This beloved game show host swears a lot, loves sipping skim milk (and chardonnay when he’s feeling frisky), and he’s the subject of three books coming out this year.
Who is “Jeopardy’s” Alex Trebek?
The quiz show emcee who’s been struggling with advanced pancreatic cancer for the last 16 months is releasing his first-ever memoir next Tuesday, “The Answer Is … Reflections on My Life,” which the ViacomCBS-owned VIAC, -1.21% Simon & Schuster is dropping the day before Trebek’s 80th birthday.
And it’s just one of three tomes highlighting the quiz show and its host of more than three decades (and more than 8,000 episodes) being published this year. There also is an unauthorized biography by independent journalist Lisa Rogak landing on July 21, as well as a text chronicling the history of the game show produced by Sony SNE, -0.93% that’s expected to hit shelves this fall.
Trebek, whose prognosis sadly has worsened after he initially responded well to treatment, tells the New York Times in a new interview that this book may be his last chance to define his legacy on his terms. “I want you to hear it from me,” he said. The two-year survival rate for this type of cancer diagnosis is 7%.

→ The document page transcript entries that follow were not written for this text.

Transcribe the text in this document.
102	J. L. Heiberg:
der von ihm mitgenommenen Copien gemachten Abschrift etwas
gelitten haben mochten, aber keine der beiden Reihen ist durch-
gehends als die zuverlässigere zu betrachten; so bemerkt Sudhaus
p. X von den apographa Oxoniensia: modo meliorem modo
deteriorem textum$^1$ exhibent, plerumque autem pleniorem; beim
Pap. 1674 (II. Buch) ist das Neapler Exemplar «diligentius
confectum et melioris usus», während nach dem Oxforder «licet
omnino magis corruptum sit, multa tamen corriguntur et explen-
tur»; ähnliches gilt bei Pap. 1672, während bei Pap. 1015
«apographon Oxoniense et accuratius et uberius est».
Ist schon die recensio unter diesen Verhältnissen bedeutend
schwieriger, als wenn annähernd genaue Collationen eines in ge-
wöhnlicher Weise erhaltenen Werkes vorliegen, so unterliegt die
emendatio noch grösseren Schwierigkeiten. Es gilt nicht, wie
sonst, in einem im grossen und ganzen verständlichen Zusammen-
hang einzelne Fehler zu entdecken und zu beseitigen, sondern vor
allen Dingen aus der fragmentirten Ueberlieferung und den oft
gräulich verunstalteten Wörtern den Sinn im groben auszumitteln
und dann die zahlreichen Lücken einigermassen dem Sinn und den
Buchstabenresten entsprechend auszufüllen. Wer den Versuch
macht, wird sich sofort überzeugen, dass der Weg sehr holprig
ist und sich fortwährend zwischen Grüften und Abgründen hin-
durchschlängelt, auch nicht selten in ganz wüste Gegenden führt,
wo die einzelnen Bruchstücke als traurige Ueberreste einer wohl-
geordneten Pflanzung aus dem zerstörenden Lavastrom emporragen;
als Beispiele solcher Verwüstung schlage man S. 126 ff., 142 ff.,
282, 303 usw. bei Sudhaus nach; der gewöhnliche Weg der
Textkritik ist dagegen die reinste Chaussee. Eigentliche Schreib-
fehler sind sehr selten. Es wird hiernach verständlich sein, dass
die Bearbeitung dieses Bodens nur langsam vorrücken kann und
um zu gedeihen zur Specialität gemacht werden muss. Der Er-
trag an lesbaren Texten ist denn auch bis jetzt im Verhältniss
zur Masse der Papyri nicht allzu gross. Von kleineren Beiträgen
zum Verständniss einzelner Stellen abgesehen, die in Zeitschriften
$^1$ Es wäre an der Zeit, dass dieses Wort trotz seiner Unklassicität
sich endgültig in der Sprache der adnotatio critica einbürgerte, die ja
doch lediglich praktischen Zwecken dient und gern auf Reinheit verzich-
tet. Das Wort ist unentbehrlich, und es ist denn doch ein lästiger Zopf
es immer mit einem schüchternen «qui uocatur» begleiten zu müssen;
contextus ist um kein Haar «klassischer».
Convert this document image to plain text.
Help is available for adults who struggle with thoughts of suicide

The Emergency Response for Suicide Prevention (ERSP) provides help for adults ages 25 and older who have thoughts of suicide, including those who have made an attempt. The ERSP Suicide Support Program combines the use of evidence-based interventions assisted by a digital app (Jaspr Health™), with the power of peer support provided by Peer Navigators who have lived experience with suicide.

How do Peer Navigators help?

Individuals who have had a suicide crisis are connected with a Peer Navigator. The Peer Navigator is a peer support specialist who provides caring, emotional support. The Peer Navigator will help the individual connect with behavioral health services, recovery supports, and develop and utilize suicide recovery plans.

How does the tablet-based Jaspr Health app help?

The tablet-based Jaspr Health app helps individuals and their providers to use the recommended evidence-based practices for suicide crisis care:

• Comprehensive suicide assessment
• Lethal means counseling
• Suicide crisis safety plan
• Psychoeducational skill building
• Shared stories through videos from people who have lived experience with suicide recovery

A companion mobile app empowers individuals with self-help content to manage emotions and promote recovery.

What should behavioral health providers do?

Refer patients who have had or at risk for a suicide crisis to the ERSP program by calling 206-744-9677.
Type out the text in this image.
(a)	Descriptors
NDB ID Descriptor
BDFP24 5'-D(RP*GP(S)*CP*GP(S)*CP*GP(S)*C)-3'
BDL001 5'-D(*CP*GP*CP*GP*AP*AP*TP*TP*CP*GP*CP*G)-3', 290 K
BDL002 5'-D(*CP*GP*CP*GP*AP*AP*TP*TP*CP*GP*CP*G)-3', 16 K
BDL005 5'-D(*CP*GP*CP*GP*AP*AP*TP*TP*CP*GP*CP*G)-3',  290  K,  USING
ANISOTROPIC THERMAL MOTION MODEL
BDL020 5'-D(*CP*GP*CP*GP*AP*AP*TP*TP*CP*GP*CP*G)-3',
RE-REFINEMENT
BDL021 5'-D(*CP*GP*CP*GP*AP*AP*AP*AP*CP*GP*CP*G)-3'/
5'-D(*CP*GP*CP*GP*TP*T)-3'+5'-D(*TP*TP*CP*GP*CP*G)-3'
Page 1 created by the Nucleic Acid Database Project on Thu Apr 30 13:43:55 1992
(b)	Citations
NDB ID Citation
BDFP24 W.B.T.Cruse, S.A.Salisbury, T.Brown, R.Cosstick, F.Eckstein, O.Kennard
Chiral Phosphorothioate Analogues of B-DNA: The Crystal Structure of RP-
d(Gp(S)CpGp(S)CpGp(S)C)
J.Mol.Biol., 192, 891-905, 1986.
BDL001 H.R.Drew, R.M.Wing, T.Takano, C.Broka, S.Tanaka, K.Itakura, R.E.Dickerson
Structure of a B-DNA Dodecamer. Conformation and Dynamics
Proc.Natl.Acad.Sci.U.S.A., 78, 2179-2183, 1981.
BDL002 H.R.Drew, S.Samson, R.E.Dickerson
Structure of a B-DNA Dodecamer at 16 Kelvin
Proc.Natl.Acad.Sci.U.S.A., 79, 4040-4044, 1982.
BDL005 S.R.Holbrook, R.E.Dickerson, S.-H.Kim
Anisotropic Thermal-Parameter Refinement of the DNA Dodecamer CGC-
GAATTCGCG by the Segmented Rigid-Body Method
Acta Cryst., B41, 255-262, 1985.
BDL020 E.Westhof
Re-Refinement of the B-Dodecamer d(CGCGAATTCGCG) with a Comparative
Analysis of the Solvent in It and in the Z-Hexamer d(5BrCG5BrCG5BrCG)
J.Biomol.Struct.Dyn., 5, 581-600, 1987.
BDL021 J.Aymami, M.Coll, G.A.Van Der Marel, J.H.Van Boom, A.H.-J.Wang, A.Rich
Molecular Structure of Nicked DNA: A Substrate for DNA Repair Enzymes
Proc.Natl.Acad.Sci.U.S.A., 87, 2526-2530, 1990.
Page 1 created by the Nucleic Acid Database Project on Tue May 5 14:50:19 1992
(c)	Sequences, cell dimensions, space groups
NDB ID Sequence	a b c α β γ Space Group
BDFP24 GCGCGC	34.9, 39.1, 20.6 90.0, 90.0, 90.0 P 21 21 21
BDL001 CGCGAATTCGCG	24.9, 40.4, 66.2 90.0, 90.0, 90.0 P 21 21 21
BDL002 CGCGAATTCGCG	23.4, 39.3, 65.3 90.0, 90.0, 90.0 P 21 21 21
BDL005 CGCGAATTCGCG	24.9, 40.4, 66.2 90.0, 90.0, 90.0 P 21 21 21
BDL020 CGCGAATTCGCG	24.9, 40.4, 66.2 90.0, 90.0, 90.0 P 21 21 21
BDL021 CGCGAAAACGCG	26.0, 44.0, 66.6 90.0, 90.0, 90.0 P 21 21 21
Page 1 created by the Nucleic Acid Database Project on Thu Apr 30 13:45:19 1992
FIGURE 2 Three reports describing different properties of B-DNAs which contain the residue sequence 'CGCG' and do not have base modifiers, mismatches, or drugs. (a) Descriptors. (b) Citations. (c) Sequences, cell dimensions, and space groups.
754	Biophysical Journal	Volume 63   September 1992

And he freely admits that his book deal netted “a good deal of money,” adding that it “wasn’t John Bolton-type money,” as the latter’s White House tell-all pulled in a $2 million advance.
Trebek, who reportedly makes $10 million a year filming “Jeopardy,” plans to donate the windfall from his memoir deal to charity.
The Times got an early look at the book. Here are highlights from the memoir, as well as an update on Trebek’s health and his retirement plans. Check out 5 things Trebek fans might not have known about the beloved “Jeopardy” host.
1. His treatment has been even more painful than he let on.
Trebek has been candid about the wringer that his cancer treatment has put him through in periodic videos to fans that have been shared on Facebook FB, +0.45% and Twitter TWTR, +1.50%, including “sudden, massive attacks of depression.” His latest interview gets even more real, however, revealing that he woke up in such agony a few weeks ago that he had to drag himself out of bed to tape new introductions to old “Jeopardy” episodes that will be aired while the pandemic halts production of new ones.
“Yesterday morning my wife came to me and said, ‘How are you feeling?’ And I said, ‘I feel like I want to die.’ It was that bad,” he told the Times. “There comes a time where you have to make a decision as to whether you want to continue with such a low quality of life, or whether you want to just ease yourself into the next level. It doesn’t bother me in the least.”
If his current course of cancer treatment doesn’t prove to be effective, he plans to stop treatment, he said.
2. But he’s a fighter who has already overcome several medical scares.
During the course of Trebek’s 36-year “Jeopardy” career, he’s survived a car crash, two heart attacks and brain surgery for blood clots. He even called the brain surgery a “slight medical problem” in a 2018 YouTube GOOG, -0.16% video address to fans, assuring them at the time that he would be back in the studio “very, very soon.”
He finds that his work, his family and his fans give him purpose. “Oddly enough, when we started taping I suddenly started to regain my strength,” he said, referring to that recent particularly painful morning. “It’s the strangest thing. It is some kind of an elixir.”
“Jeopardy” announcer Johnny Gilbert also told the Times that, “Once I introduce him on that stage, he is Alex Trebek. You can tell that that’s what he’s living for.”
3. This is what would spur him to retire, however.
Trebek said that he’ll keep making the show for as long as he can, but he does fear that his performance is declining. He worries that he’s slurring his words and making mistakes while reading contestants the clues. “It’s a quality program, and I think I do a good job hosting it,” he said, “and when I start slipping, I’ll stop hosting.”
4. He was once a bit of a bad boy.
While there’s no shocking revelations or scandals in his new memoir, there’s plenty of colorful anecdotes from the Canadian immigrant’s youth. Turns out, Trebek swears — a lot. He was almost expelled from boarding school as a boy, and was known as a class clown and daredevil who would pick fights with bullies. Once, he fell through the ice of a frozen river after jumping off of a balcony with a makeshift parachute. He dropped out of military college. Trebek also reveals that he “accidentally” ate four or five pot brownies during a Malibu party in the 1970s. He woke up at the host’s house three days later.
5. Trebek has some very particular tastes.
Trebek’s favorite animal is the musk ox. His go-to drink is low-fat milk — or chardonnay when he’s feeling more “frisky.” The Times also calls him an arbiter of truth, especially during this divisive era of “fake news” and “alternative facts.”
“There’s a certain comfort that comes from knowing a fact,” Trebek said. “The sun is up in the sky. There’s nothing you can say that’s going to change that. You can’t say, ‘The sun’s not up there, there’s no sky.’ There is reality, and there’s nothing wrong with accepting reality. It’s when you try to distort reality, to maneuver it into accommodating your particular point of view, your particular bigotry, your particular whatever — that’s when you run into problems.”